Kurz nach Sonnenuntergang aber noch bei vollem Tageslicht kamen wir in Araç an und fragten uns, welches wohl das günstigste Hotel ist. Ein paar einheimische gaben uns einen Hotelnamen an, welchen wir auf der Karte auch schon erspäht hatten, also gingen wir mal vor Ort, um mehr herauszufinden. Es stellte sich heraus, dass das Hotel geschlossen hatte, doch zum Glück fuhr gerade ein Mann vorbei, welcher die Situation sofort verstand und uns weiterhelfen wollte. Er telefonierte für uns lange, scheinbar ohne Erfolg. Dann meinte er, er zeige uns ein anderes Hotel in der Nähe, also fuhren wir ihm nach. Da angekommen stellte sich heraus, dass es da keinen Platz für uns gibt, wieso genau hatte ich nicht verstanden. Da einige andere Unterkünfte Studentenwohnheime waren so wie gestern, blieb schlussendlich nur eine einzige Unterkunft übrig. Es tönte so, als ob sich der nette Helfer ziemlich für uns einsetzen musste, denn er telefonierte wieder und diskutierte ziemlcih lange.

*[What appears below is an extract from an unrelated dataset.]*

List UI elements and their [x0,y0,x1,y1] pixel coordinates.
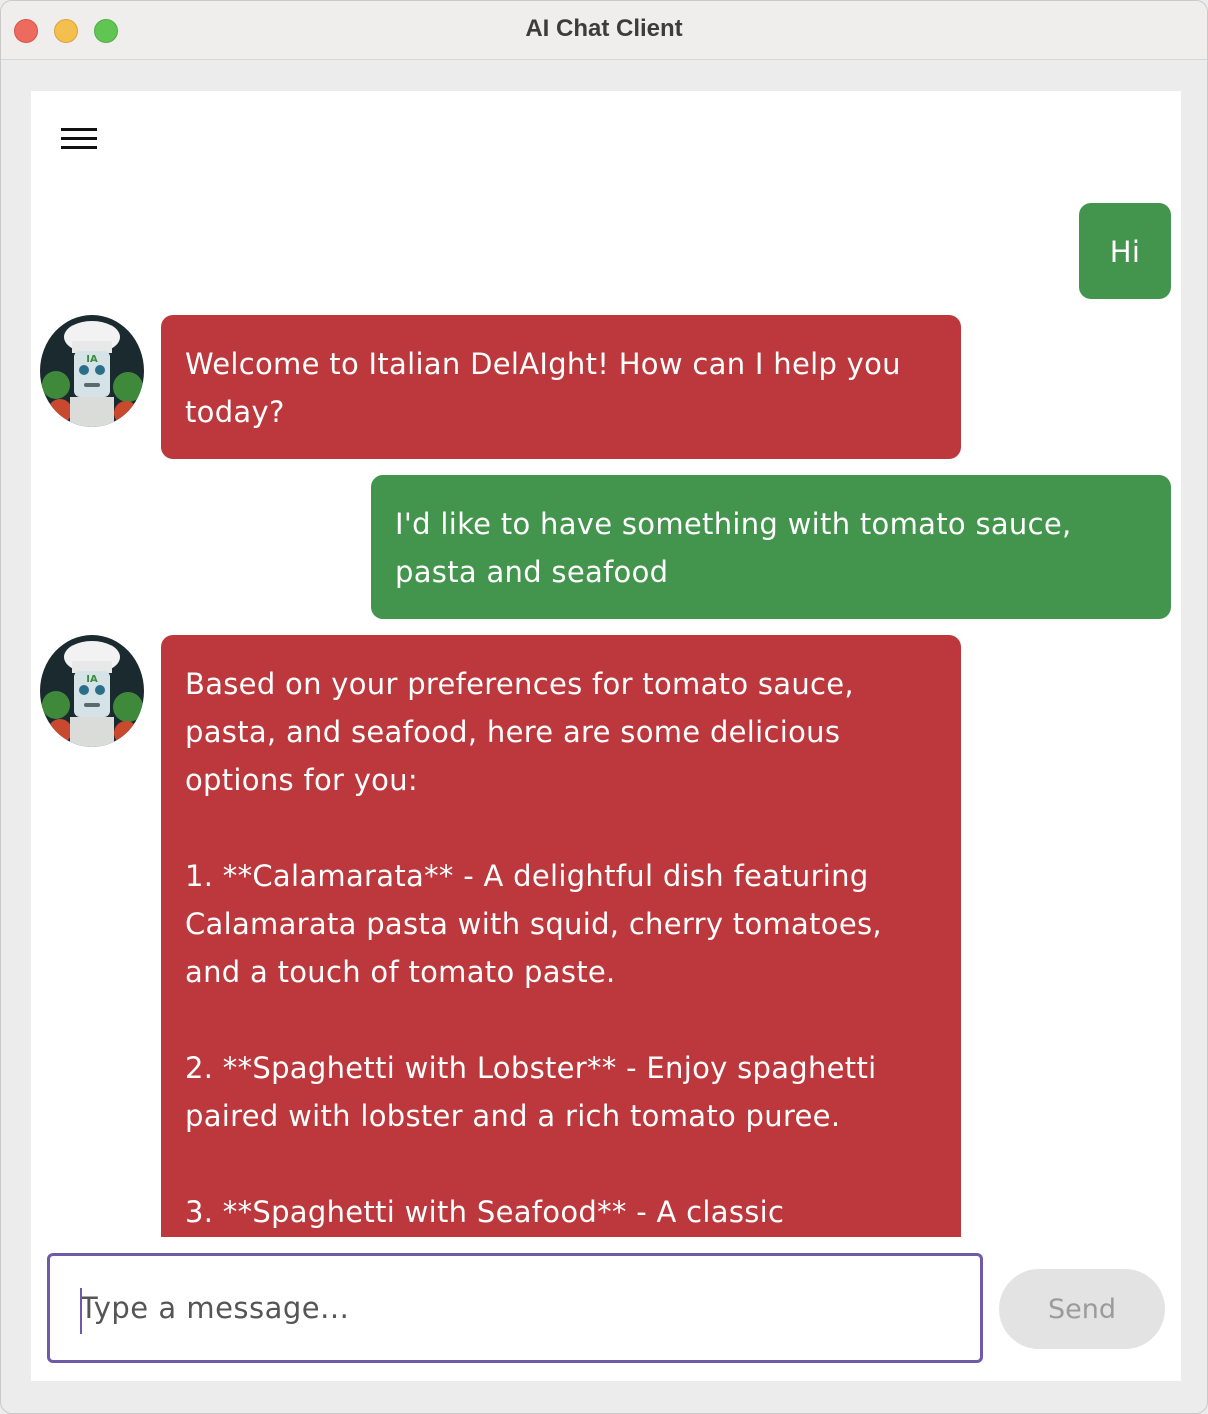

Wenn ich das richtig verstanden habe, nahm diese Unterkunft im Normalfall niemanden für nur eine Nacht auf. Da wir keine anderne Möglichkeiten hatten, machten sie aber netterweise eine Ausnahme für uns. Es war kein privates Hotel, sondern eine staatliche Unterkunft – wie genau das organisiert ist, weiss ich aber nicht. Wir fuhren wieder etwas mehr als 2 km zurück, zuerst den Berg runter und danach auf einen Hügel hinauf zum schlussendlich höchsten Punkt des Tages. Nun war es bereits dunkel, die ganze Aktion hatte uns mehr als eine Stunde gekostet. Und erinnerte mich daran, warum ich gerne im Voraus Übernachtungen buche, wie ich es bis Istanbul gemacht hatte. Nach einem langen Tag auf dem Fahrrad noch mehr als eine Stunde in der Kälte warten und suchen, mit der Ungewissheit, ob es wirklich klappt, ist schon etwas mühsam verglichen mit zum gebuchten Hotel fahren, einchecken und gut ist. Und das ganze klappte ja auch nur dank der Hilfsbereitschaft dieses netten Mannes.
Wenn wir in Zukunft am Morgen etwas früher los fahren, haben wir auch noch etwas Puffer, den wir heute genauso gebraucht hätten wie gestern. Hoffentlich klappt das in Zukunft besser.